Fekter, a hardliner when it comes to fiscal discipline, noted that financial help to struggling euro zone countries has always come with conditions, and this has to apply to the ECB as well.

“If the ECB helps, it can only happen with conditions,” she said.

ECB President Mario Draghi has pledged to do what it takes to protect the euro zone, including launching new systems for buying bonds from the indebted Italy and Spain,

Fekter declined to discuss the situation in Greece before the “troika” of the ECB, European Union and the International Monetary reports back on how the country is fulfilling terms of its bailout.

But Fekter took a dim view of the idea of writing down the value of bilateral loans to Athens.

“I think absolutely nothing of (the idea) that if Greece does not meet the conditions then suddenly Austrian taxpayers are asked for more money,” she said.

Fekter, however, gave an upbeat assessment of chances for Italy and Spain to master their financial woes on their own thanks to the countries’ economic power that far outshone that of Greece.
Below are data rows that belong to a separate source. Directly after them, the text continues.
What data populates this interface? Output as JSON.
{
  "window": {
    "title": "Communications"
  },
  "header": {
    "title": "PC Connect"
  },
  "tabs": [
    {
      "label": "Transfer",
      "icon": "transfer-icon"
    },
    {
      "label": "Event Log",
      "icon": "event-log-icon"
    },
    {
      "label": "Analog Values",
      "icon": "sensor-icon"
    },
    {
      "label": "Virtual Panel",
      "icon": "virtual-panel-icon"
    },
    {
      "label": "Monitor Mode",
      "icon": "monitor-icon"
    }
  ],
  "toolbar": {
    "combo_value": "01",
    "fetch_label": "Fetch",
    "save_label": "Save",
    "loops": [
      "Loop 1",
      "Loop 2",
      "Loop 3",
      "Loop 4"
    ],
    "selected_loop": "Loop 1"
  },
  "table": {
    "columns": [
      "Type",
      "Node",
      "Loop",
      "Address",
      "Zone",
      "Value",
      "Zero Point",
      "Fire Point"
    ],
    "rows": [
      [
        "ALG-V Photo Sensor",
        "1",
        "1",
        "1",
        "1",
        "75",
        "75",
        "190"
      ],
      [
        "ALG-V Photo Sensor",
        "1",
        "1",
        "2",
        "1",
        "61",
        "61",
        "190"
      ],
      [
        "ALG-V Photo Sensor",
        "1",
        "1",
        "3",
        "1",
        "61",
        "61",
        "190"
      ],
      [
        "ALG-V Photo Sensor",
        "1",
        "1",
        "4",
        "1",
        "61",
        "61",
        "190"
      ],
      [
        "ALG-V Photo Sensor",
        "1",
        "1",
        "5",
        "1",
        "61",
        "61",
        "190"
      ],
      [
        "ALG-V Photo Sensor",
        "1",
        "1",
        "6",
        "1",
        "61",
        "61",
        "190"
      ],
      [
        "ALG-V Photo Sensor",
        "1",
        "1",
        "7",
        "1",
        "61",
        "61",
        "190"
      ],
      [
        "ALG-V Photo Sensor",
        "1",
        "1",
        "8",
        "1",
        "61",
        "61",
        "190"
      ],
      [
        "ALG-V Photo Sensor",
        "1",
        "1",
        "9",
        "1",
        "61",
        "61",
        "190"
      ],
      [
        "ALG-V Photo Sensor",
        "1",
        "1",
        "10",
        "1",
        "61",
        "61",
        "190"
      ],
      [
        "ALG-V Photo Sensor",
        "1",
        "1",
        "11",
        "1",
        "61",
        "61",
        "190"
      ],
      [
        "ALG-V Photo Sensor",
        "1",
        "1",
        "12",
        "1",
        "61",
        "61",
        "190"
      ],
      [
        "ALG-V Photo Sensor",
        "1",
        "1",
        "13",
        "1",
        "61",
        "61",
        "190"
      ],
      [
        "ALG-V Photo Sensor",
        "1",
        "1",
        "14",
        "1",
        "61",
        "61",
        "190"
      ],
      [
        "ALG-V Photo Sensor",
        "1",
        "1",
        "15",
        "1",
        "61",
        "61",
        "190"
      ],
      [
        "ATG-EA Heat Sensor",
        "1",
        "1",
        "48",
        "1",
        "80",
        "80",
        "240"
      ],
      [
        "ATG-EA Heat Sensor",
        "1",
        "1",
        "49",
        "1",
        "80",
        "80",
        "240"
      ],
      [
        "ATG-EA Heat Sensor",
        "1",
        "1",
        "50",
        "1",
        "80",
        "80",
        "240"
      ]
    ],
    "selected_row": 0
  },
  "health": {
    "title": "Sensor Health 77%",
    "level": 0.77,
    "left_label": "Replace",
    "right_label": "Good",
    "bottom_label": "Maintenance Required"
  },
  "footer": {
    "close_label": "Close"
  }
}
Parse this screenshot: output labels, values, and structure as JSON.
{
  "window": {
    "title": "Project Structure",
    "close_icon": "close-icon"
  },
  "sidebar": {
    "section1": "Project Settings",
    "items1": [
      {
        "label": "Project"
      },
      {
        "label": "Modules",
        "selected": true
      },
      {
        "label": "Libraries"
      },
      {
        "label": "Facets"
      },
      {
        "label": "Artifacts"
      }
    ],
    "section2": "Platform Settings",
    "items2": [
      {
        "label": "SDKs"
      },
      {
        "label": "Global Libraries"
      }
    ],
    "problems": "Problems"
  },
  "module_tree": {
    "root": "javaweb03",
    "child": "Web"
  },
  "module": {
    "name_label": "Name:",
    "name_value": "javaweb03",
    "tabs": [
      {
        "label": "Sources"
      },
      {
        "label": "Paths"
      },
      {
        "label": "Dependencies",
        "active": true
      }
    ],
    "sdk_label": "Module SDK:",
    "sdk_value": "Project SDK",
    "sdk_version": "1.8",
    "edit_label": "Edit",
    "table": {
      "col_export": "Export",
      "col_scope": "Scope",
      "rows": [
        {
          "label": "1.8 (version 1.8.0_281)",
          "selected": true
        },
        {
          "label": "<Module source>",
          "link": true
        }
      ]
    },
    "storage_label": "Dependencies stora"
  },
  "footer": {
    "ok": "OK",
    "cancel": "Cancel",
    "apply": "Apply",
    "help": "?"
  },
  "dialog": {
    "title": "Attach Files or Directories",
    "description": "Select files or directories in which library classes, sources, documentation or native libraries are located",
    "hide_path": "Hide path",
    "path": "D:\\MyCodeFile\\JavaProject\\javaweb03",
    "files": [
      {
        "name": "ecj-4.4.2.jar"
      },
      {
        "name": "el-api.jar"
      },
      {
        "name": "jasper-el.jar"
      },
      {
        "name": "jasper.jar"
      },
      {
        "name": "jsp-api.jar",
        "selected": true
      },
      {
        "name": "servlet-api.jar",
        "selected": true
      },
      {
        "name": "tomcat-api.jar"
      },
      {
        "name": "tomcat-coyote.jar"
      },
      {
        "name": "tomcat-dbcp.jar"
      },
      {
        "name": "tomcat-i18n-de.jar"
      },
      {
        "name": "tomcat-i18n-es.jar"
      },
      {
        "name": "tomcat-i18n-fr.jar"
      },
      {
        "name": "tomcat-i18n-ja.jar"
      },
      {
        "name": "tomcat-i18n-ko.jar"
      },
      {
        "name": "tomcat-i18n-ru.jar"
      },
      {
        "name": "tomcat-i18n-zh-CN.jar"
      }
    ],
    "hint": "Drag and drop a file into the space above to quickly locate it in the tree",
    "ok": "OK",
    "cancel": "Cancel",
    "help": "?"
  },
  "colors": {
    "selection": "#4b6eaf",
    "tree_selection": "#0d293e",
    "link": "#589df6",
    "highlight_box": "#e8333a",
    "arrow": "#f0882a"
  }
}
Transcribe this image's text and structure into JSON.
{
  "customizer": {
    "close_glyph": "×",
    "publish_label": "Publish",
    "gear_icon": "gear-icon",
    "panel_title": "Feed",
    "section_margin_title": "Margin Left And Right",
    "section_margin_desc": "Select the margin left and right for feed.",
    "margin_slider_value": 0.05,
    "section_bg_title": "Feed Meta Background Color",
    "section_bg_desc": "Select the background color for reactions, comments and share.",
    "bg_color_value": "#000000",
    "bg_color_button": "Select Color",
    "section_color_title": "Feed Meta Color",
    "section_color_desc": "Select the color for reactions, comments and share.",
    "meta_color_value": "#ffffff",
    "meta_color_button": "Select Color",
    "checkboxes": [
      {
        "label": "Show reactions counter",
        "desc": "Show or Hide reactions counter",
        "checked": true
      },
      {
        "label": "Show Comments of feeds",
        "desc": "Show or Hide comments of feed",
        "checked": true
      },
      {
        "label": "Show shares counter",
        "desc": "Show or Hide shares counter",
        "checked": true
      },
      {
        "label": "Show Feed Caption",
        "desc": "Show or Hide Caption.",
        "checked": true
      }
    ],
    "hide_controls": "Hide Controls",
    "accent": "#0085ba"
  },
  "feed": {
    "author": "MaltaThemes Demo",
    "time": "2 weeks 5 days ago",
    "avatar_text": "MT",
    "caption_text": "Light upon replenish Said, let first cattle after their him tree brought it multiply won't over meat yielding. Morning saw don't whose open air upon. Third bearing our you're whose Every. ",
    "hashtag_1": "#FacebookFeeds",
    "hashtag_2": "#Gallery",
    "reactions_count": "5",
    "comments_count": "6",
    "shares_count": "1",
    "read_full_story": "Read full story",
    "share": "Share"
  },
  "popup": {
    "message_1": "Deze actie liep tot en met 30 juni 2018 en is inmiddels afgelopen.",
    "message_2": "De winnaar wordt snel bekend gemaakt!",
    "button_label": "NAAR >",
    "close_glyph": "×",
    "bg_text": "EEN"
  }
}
“Italy is making good progress in its reform efforts,” she said, while Spain was taking a good approach to reforms to get a grip on crises in its banking sectors and regions.

“We have signals from Spain at the moment that they need aid only for banks.”

She noted that financial markets are absorbing the refinancing demand of the two countries over the rest of this year and in 2013.

She expressed confidence that the euro zone would remain intact.

“I am fighting for this. The will of the ministers is very clear for keeping the euro zone together. That is probably the most stable element in all that is being discussed at the moment,” she said.

On a domestic note, she dismissed as “very unlikely” prospects that she could exit her finance minister post as part of a shakeup in her conservative People’s Party, which has been struggling in opinion polls ahead of elections next year.

But she also called herself a “team player” who would do what was needed to help her party, junior partner in a coalition with the centre-left Social Democrats.